Through this post, the user incorporates a sense of a shared responsibility to ‘just stay home.’ Though the assertion ‘just stay home’ is not, in fact, specific to the COVID-19 pandemic—the idea stemming from the concept of quarantine which was first notably deployed during a 17th-century bubonic plague outbreak (Snowden, 2019, 30)—it does provide a telling link to mainstream perceptions of disease intervention: particularly, the desire to interrupt transmission through the sequestration of infected bodies. In highlighting that the responsible thing is to ‘just’ stay at home, this view colludes with nationalistic rhetorics popularised through social media, for instance, the Italian message: ‘Ricordiamoci che ai nostri nonni fu ordinato di andare in guerra, a noi stanno chiedendo di stare sul divano’ (‘Let us remember that our grandparents were ordered to go to war, we are being asked to stay on the sofa’). Thus, forum discussions sometimes transition from discourses specific to barebackers to those about the society at large.
Barebackers themselves, a group that has historically been framed as hedonistic for their search of pleasure and attitude to HIV (even today, when barebacking can be practised without risk of HIV thanks to new prophylactics), discuss individual and social responsibility both at the subcultural and societal level. In encouraging others to maintain socially distancing practices, they complicate perceptions that barebackers are simply reckless.

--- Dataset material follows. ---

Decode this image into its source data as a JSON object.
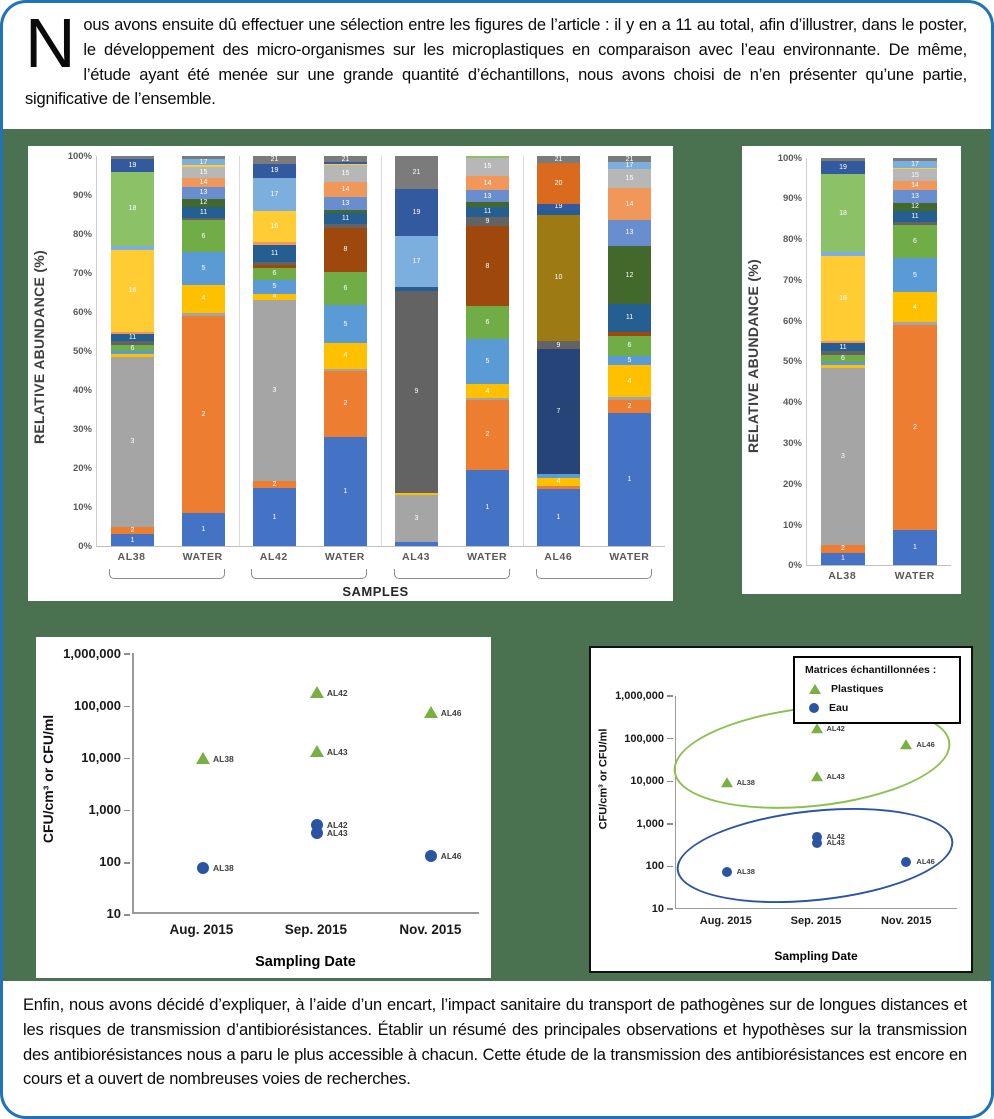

Rather, these users actively negotiate the terms and conditions that will enable the maintenance of their sexual cultures and well-being within and along their larger societies.
“The question is for me: will anyone avoid random sex especially saunas, cruising bars, boom stores, etc. even 1:1 hook ups?
Stay at home, if you must, only have 1-2-1 sex and avoid groups and saunas at all costs. Maybe try getting a couple regulars, as opposed to randoms.
I guess handcuffs would keep me from touching my face, but as a cocksucker, I’m a little confused as to whether I should wash my hands before or after swallowing a load. The same with rimming – should you wash your hands before licking out a hole?”
These users describe difficulty balancing desires between sexual pleasure and risk reduction, but they do so using language that draws upon complex histories of health intervention and with surprising nuance in their adaptations. The humorous tone of the third post is particularly poignant, pointing out the need for greater clarification of what extent the community should consider particular practices are safe or risky, and whether they can find avenues for engagement by collectively considering modes of risk reduction and personal hygiene.
Given this discussion, COVID-19 provides an opportunity to think about the diversity of risks associated with their sexual encounters. While HIV remains a significant risk for some barebackers, though not for others, it poses an altogether different risk to COVID-19. Users consider the body in their discussion of washing hands and using ‘barrier’ methods (e.g. condoms and glory holes), which demands attention to not simply the transmission of sexual fluids but all bodily fluids. That explicit negotiation of HIV risk is subsumed within these larger discussions of personal and community safety in times of COVID-19 is not surprising given the current options for prevention and treatment of it. Rather, this group adds to their repertoire of risk negotiation the various layers of transmission from two viruses which ultimately pose a problem for social cohesion and subcultural practice.
The users of this forum evidence a careful and complex negotiation of pleasure and prevention, desire and responsibility in the face of COVID-19. The new reality of COVID-19 forces these men to juxtapose pleasure and prevention in their posts, with the outcome of discussing multiple modes of intervention and prevention under the banner of ‘responsibility’. As such, these barebackers are not simply focused on a dichotomy between pleasure and prevention. Rather, in processes the multiplicity of risk and infection, they articulate pleasure and prevention as the praxis that allows them to build dynamic bareback communities (Heaphy, 2018).